Mierda, 2
- Leopoldo Silberman
- 1 jul 2020
- 2 Min. de lectura
Él se dedicaba a engañar. Hizo del fraude su profesión, de la extorsión su afición y de la estafa su vida. ¿Cómo empezó? Nadie supo. Fue un niño normal con una infancia promedio y unos padres –hasta eso- comprensivos. Entonces era aún más sorprendente que se hubiera desviado de la senda correcta.
Fue en la adolescencia, dicen, cuando ganó las calificaciones de la secundaria sobornando a la mitad de la planta docente. Tomó el dinero de la alacena, donde su madre guardaba sus ahorros en una lata de galletas de mantequilla.
Y de los maestros continuó con el prefecto, la encargada de la enfermería y los empleados de la papelería. Hacía de las suyas y nadie le decía nada. No había acusación alguna, no hubieron regaños ni castigos. Y sus aficiones encajaron a la perfección en una sociedad ignorante y acomplejada.
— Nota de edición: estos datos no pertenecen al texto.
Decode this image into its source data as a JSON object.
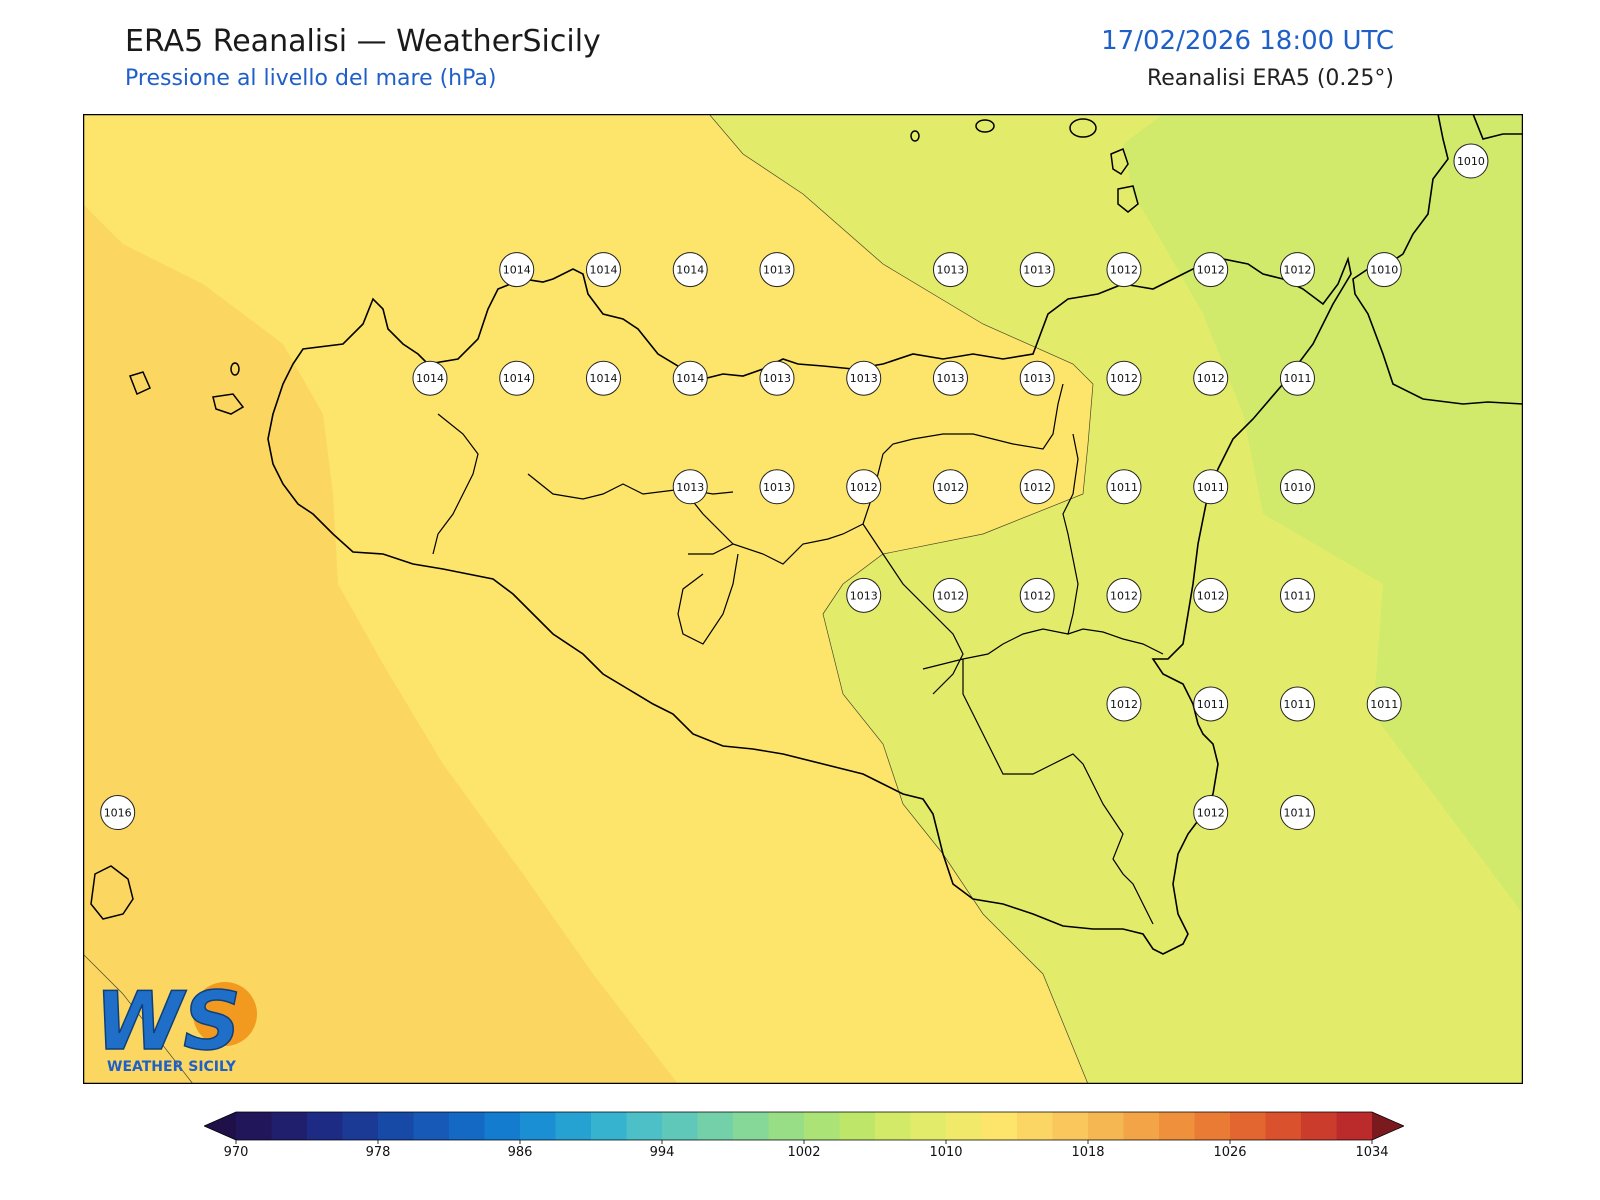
{
  "header": {
    "title": "ERA5 Reanalisi — WeatherSicily",
    "subtitle": "Pressione al livello del mare (hPa)",
    "datetime": "17/02/2026 18:00 UTC",
    "source": "Reanalisi ERA5 (0.25°)"
  },
  "logo": {
    "letters": "WS",
    "text": "WEATHER SICILY"
  },
  "stations": [
    {
      "value": "1010",
      "lon": 15.25,
      "lat": 38.25
    },
    {
      "value": "1010",
      "lon": 15.5,
      "lat": 38.25
    },
    {
      "value": "1014",
      "lon": 12.5,
      "lat": 37.95
    },
    {
      "value": "1014",
      "lon": 12.75,
      "lat": 37.95
    },
    {
      "value": "1014",
      "lon": 13.0,
      "lat": 37.95
    },
    {
      "value": "1013",
      "lon": 13.25,
      "lat": 37.95
    },
    {
      "value": "1013",
      "lon": 13.75,
      "lat": 37.95
    },
    {
      "value": "1013",
      "lon": 14.0,
      "lat": 37.95
    },
    {
      "value": "1012",
      "lon": 14.25,
      "lat": 37.95
    },
    {
      "value": "1012",
      "lon": 14.5,
      "lat": 37.95
    },
    {
      "value": "1012",
      "lon": 14.75,
      "lat": 37.95
    },
    {
      "value": "1010",
      "lon": 15.0,
      "lat": 37.95
    },
    {
      "value": "1014",
      "lon": 12.25,
      "lat": 37.65
    },
    {
      "value": "1014",
      "lon": 12.5,
      "lat": 37.65
    },
    {
      "value": "1014",
      "lon": 12.75,
      "lat": 37.65
    },
    {
      "value": "1014",
      "lon": 13.0,
      "lat": 37.65
    },
    {
      "value": "1013",
      "lon": 13.25,
      "lat": 37.65
    },
    {
      "value": "1013",
      "lon": 13.5,
      "lat": 37.65
    },
    {
      "value": "1013",
      "lon": 13.75,
      "lat": 37.65
    },
    {
      "value": "1013",
      "lon": 14.0,
      "lat": 37.65
    },
    {
      "value": "1012",
      "lon": 14.25,
      "lat": 37.65
    },
    {
      "value": "1012",
      "lon": 14.5,
      "lat": 37.65
    },
    {
      "value": "1011",
      "lon": 14.75,
      "lat": 37.65
    },
    {
      "value": "1013",
      "lon": 13.0,
      "lat": 37.35
    },
    {
      "value": "1013",
      "lon": 13.25,
      "lat": 37.35
    },
    {
      "value": "1012",
      "lon": 13.5,
      "lat": 37.35
    },
    {
      "value": "1012",
      "lon": 13.75,
      "lat": 37.35
    },
    {
      "value": "1012",
      "lon": 14.0,
      "lat": 37.35
    },
    {
      "value": "1011",
      "lon": 14.25,
      "lat": 37.35
    },
    {
      "value": "1011",
      "lon": 14.5,
      "lat": 37.35
    },
    {
      "value": "1010",
      "lon": 14.75,
      "lat": 37.35
    },
    {
      "value": "1013",
      "lon": 13.5,
      "lat": 37.05
    },
    {
      "value": "1012",
      "lon": 13.75,
      "lat": 37.05
    },
    {
      "value": "1012",
      "lon": 14.0,
      "lat": 37.05
    },
    {
      "value": "1012",
      "lon": 14.25,
      "lat": 37.05
    },
    {
      "value": "1012",
      "lon": 14.5,
      "lat": 37.05
    },
    {
      "value": "1011",
      "lon": 14.75,
      "lat": 37.05
    },
    {
      "value": "1012",
      "lon": 14.25,
      "lat": 36.75
    },
    {
      "value": "1011",
      "lon": 14.5,
      "lat": 36.75
    },
    {
      "value": "1011",
      "lon": 14.75,
      "lat": 36.75
    },
    {
      "value": "1011",
      "lon": 15.0,
      "lat": 36.75
    },
    {
      "value": "1016",
      "lon": 11.35,
      "lat": 36.45
    },
    {
      "value": "1012",
      "lon": 14.5,
      "lat": 36.45
    },
    {
      "value": "1011",
      "lon": 14.75,
      "lat": 36.45
    }
  ],
  "map_extent": {
    "lon": [
      11.25,
      15.4
    ],
    "lat": [
      35.7,
      38.38
    ]
  },
  "colorbar": {
    "min": 970,
    "max": 1034,
    "step": 2,
    "ticks": [
      "970",
      "978",
      "986",
      "994",
      "1002",
      "1010",
      "1018",
      "1026",
      "1034"
    ],
    "colors": [
      "#201659",
      "#1f1f6e",
      "#1e2b84",
      "#1a3a96",
      "#1749a6",
      "#1659b6",
      "#1369c4",
      "#137ccf",
      "#1a8fd3",
      "#25a1d2",
      "#35b3cf",
      "#4cc0c6",
      "#5fc8b8",
      "#73d0a8",
      "#85d898",
      "#98de87",
      "#abe377",
      "#bee76a",
      "#d2ea67",
      "#e3ec6a",
      "#f1e96a",
      "#fde46a",
      "#fcd665",
      "#f9c75c",
      "#f5b751",
      "#f2a446",
      "#ee903c",
      "#ea7b34",
      "#e3652f",
      "#d9512d",
      "#cc3c2c",
      "#bb2b2c"
    ],
    "under_color": "#20104a",
    "over_color": "#7a1a1f"
  },
  "colors": {
    "title": "#1a1a1a",
    "accent_blue": "#1f5fc8"
  }
}
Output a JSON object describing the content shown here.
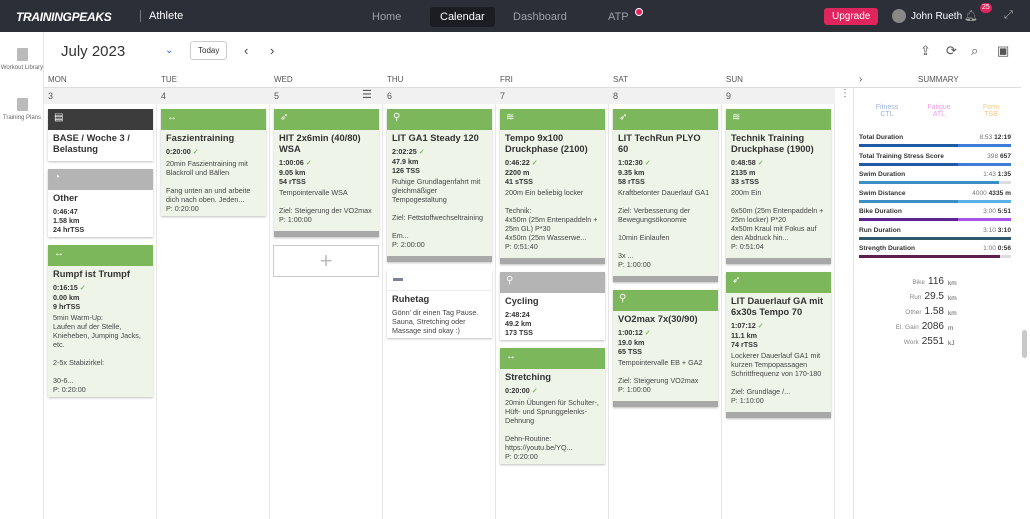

Un día, al llegar a la universidad, aprendió cosas nuevas. Ya no se conformaría con ganar dinero a expensas de otros: ahora haría las cosas a lo grande, se decía.
Y fue ahí donde conoció al resto del equipo: un administrador, un contador, dos informáticos, un comunicólogo y un psicólogo. Todos los elementos que requería para hacer de la estafa una empresa y de esa empresa, su vida. Y comenzaron a ganar miles de pesos fingiéndose una agencia de bienes raíces y engañando a los clientes que buscaban departamentos, locales y oficinas en renta. Ponían anuncios en internet donde, con números falsos, daban información sobre propiedades que supuestamente manejaban. Eso sin informar a los dueños de los inmuebles, claro está. Uno y otro cayeron en la trampa pagando parte del depósito necesitado para la firma del contrato, contrato que nunca existiría. Y así hicieron fortuna, timando a inocentes, a gente noble que simplemente cometió el error de confiar. De creer en los demás.
Y a los bienes raíces siguieron los préstamos, los cursos ficticios, las falsas asesorías, la extorsión telefónica y hasta el fraude en tarjetas. Él amasó una fortuna, misma que derrochó en gastos fatuos y torpes inversiones. Porque ni con lo listo que parecía logró evitar caer en manos de gente como él. De gente mierda que también se aprovechaba de su propia ambición.
Pero no fue nunca atrapado. Nunca la justicia lo prendió por sus fraudes, estafas y extorsiones. Fue porque en un descuido, aquel día que había decido retirarse luego de haber transferido parte de sus ganancias al extranjero, quiso mandarle un mensaje a ella mientras manejaba. No lo vio. Apareció de la nada.
Mierda. Lo atropelló.

Artículo publicado originalmente en Payaso Procaz. Cultura sin pudor, Febrero 19, 2012.